Session 1: Practice

Getting help

To understand how functions work, you can refer to the built-in R help desk. For example, to learn more about the function mean(), type this into the console (lower left panel), then hit Enter:

?mean
  • What does the argument trim = do?
  • The argument na.rm = talks about “NA values”. Make sure you understand what NA means! If necessary, google it (“r na values”)

Working with dataframes

In R, data tables are called data frames. There are several built-in datasets, which can be loaded easily using the function data(). Let’s look at one which records vocabulary test scores based on a simple 10-word test.

The data set is available in the package {car}, so we need to install that package first. Then we load it.

install.packages("car")
library(car)

Now we are ready to load the Vocab data set:

data(Vocab)

It should appear as an object in the top right panel (“Environment”).

Find out more about the data set using R’s help desk:

?Vocab
  • Inspect the contents of the data frame.
    • Each row is a participant - how many are there?
    • How many variables (columns) are there?

You can access specific columns (i.e. variables) in data frames using the dollar sign ($). For instance, by typing Vocab$education you can access the variable education. Try typing the following, which prints the first 1,000 entries in this column:

Vocab$vocabulary

Make sure you use of the code completion functionalities in RStudio. When typing Vocab, type Vo and then hit the tab key, which will open a drop-down menu and offer several options for code completion. Use the arrow buttons to select one. Similarly, when typing Vocab$, R knows you are looking for a column in the data frame, so again use the tab key to save time.

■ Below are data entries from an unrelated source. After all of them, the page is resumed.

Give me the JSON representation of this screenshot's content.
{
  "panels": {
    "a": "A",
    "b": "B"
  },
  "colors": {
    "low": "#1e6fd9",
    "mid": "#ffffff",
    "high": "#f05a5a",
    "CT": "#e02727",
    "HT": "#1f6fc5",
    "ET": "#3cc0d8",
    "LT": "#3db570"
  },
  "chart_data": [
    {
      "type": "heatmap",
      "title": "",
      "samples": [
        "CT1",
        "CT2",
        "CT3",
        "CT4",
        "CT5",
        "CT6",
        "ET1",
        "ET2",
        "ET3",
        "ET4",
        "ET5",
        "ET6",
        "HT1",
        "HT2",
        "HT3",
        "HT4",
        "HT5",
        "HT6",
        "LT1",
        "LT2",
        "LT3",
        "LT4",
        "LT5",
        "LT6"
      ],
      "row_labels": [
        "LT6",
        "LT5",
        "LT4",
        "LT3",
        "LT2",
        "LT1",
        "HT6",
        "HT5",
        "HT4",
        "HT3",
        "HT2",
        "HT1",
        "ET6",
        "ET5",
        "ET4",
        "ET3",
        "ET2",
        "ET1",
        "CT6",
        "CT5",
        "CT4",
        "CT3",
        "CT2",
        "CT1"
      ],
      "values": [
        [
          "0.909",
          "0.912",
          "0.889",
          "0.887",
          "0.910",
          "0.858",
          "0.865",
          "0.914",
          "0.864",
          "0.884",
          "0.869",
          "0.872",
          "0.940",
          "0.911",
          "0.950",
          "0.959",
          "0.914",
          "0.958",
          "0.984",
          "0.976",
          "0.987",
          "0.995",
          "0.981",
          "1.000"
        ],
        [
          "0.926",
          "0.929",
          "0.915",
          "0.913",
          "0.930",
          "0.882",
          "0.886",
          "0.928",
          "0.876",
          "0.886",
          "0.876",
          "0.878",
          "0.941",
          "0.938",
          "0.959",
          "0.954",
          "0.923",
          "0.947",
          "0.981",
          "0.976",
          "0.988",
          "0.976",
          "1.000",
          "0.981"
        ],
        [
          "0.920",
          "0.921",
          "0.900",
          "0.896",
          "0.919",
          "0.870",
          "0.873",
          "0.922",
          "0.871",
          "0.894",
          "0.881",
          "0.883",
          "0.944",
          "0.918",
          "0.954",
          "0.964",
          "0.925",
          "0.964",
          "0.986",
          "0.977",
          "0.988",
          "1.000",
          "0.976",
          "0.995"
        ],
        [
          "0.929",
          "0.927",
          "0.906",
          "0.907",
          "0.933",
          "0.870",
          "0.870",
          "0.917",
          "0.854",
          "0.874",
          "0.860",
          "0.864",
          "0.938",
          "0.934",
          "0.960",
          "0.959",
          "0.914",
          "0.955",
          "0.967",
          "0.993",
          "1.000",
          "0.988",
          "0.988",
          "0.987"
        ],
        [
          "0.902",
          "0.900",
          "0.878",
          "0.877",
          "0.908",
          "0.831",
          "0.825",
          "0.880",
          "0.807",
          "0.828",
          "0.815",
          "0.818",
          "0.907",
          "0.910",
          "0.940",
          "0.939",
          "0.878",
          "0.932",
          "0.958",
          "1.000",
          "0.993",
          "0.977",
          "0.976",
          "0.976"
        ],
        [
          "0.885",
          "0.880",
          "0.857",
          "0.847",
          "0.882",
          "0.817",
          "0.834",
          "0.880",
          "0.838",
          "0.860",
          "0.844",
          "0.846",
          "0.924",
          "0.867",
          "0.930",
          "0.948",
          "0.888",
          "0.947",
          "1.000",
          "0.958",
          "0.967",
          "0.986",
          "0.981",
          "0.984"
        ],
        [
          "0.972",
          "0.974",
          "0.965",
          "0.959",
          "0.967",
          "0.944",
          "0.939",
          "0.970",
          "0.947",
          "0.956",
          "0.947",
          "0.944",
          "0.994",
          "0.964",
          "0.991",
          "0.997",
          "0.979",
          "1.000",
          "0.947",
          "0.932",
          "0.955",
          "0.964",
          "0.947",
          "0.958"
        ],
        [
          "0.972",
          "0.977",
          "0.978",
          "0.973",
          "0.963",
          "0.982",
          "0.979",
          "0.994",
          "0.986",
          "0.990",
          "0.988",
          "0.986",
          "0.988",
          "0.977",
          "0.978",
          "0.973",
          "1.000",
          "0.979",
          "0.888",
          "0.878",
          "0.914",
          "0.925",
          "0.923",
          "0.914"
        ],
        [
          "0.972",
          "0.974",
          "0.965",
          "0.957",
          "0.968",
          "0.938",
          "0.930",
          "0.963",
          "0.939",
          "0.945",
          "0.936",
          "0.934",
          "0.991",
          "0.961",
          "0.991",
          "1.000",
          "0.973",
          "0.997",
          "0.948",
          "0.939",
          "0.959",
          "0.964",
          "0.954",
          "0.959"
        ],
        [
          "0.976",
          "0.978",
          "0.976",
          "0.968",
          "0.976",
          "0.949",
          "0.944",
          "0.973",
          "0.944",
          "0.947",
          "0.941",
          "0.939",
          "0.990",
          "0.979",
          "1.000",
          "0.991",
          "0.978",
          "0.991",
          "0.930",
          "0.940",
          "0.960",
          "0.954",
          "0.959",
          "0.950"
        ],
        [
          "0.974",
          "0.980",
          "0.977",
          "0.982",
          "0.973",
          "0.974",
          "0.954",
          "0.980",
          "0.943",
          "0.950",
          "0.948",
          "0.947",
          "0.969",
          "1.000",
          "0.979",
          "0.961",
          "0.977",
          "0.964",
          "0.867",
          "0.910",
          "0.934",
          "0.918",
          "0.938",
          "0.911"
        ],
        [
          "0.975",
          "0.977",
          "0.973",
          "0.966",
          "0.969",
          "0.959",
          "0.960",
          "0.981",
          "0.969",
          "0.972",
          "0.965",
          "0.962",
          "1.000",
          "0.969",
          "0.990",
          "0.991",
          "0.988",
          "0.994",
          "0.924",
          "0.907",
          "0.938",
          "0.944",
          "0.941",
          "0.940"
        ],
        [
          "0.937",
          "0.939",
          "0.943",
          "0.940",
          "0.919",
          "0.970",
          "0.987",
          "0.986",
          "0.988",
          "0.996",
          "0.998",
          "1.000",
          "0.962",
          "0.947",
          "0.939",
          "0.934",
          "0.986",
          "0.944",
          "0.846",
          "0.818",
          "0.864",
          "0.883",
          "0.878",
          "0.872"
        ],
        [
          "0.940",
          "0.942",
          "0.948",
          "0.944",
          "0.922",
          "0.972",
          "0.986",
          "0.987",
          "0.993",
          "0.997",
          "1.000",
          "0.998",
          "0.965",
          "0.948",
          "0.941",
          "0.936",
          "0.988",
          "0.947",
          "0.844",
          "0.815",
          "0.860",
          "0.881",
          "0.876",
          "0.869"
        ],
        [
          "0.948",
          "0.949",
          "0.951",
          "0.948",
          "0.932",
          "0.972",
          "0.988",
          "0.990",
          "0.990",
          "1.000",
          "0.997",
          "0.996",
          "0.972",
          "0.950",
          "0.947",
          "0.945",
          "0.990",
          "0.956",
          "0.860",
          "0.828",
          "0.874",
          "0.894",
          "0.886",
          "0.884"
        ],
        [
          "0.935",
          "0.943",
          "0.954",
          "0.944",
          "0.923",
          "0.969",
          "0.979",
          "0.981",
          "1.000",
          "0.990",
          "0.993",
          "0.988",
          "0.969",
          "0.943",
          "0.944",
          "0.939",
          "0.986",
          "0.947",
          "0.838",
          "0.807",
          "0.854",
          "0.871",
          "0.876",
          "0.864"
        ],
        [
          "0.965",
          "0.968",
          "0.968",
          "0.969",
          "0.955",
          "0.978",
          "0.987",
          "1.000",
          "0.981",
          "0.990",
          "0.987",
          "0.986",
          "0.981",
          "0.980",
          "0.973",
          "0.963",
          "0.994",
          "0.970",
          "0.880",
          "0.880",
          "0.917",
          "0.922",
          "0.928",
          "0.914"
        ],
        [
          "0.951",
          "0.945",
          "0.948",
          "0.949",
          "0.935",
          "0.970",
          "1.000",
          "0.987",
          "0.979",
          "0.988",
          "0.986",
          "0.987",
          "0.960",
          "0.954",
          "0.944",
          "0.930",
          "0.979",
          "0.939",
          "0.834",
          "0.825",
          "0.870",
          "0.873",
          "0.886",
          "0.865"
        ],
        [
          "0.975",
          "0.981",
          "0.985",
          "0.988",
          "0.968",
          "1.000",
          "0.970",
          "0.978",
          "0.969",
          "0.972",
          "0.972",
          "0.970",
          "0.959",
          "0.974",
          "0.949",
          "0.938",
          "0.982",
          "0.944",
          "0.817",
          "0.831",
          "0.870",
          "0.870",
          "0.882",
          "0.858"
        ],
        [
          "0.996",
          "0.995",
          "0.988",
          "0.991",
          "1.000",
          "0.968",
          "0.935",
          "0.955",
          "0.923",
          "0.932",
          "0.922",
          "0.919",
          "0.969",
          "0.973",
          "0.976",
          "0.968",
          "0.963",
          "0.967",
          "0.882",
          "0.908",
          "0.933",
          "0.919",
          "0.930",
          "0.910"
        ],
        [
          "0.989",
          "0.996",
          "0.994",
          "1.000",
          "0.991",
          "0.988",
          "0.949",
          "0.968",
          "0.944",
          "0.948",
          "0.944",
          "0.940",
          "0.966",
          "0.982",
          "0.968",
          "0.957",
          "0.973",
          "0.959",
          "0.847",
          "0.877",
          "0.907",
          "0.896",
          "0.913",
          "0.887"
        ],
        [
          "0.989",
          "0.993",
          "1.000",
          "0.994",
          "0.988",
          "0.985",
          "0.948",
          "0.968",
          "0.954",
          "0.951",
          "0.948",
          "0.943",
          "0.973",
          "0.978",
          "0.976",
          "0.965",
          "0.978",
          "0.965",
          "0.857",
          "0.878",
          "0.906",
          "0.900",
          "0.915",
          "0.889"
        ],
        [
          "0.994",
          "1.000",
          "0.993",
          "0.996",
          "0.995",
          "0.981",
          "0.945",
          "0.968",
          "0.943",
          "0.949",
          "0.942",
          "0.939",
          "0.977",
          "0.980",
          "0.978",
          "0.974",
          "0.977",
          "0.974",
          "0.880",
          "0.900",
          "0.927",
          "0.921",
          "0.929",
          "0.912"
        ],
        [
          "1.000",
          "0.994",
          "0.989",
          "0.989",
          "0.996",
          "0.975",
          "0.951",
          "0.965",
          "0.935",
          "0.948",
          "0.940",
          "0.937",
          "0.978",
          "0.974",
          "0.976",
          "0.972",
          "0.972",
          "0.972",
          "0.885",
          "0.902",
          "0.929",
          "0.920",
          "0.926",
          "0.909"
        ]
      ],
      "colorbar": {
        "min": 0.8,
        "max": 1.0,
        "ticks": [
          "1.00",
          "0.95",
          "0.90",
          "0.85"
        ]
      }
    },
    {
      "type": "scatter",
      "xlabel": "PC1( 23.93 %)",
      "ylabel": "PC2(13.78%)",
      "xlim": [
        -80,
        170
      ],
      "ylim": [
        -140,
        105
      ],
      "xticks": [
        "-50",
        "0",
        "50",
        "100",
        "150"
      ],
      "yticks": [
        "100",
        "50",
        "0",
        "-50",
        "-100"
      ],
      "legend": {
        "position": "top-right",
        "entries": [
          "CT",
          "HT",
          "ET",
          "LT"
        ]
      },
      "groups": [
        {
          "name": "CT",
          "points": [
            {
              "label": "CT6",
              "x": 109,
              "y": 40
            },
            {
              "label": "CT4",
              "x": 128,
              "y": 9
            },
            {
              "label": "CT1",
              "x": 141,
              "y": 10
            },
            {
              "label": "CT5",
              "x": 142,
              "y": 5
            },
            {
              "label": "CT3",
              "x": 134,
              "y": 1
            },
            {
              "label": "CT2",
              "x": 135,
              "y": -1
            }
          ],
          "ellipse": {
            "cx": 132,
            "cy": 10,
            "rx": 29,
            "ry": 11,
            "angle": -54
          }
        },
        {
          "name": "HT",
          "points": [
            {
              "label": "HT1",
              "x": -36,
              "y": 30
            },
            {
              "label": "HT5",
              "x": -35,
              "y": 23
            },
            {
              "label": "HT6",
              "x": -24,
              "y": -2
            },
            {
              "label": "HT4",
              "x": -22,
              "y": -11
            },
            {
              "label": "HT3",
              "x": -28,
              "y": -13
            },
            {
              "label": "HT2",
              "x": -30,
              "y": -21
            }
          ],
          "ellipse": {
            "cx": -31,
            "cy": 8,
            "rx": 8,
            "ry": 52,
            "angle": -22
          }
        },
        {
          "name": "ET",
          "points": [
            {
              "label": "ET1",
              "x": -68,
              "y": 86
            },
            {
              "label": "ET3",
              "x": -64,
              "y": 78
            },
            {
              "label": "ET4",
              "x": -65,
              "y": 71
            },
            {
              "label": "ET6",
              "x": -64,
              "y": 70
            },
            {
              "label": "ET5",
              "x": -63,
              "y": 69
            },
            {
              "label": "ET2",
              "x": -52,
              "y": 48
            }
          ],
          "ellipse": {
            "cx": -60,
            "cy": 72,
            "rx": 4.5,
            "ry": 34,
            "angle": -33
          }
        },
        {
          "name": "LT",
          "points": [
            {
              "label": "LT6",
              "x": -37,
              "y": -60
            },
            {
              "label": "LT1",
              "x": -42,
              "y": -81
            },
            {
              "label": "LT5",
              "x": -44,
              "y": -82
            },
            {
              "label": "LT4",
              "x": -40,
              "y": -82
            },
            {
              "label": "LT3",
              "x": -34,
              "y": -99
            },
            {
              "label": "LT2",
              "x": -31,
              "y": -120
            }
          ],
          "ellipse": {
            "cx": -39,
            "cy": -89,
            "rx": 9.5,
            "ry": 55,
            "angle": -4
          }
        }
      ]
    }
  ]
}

You can now apply functions to this variable. To obtain the mean, for instance, use:

mean(Vocab$education)
  • Add text to the quarto notebook explaining what the code does and what the output is.

  • Render the document and make sure everything looks OK.

Tasks:

  • Find the median number of years of education in the sample.
  • Find the maximum and minimum.
  • Find out what the function range() does.
  • Find the interquartile range, which is a measure of variation. Use Google for help.
  • Find the mean and median vocabulary score
  • Find the standard deviation of the vocabulary scores
  • Add text to the quarto notebook explaining what the code does and what the output is.
  • Render the document and make sure everything looks OK.

Additional tasks (use Google for help)

  • Find the lower and upper quartile for the variable years of education.
  • Use the function table() to see the distribution of
    • Sex: Are there more male or more female participants?
    • Year: What pattern do you notice across years?
    • Years of education: Which count is the most frequent one? Why?
  • Render the document and make sure everything looks OK.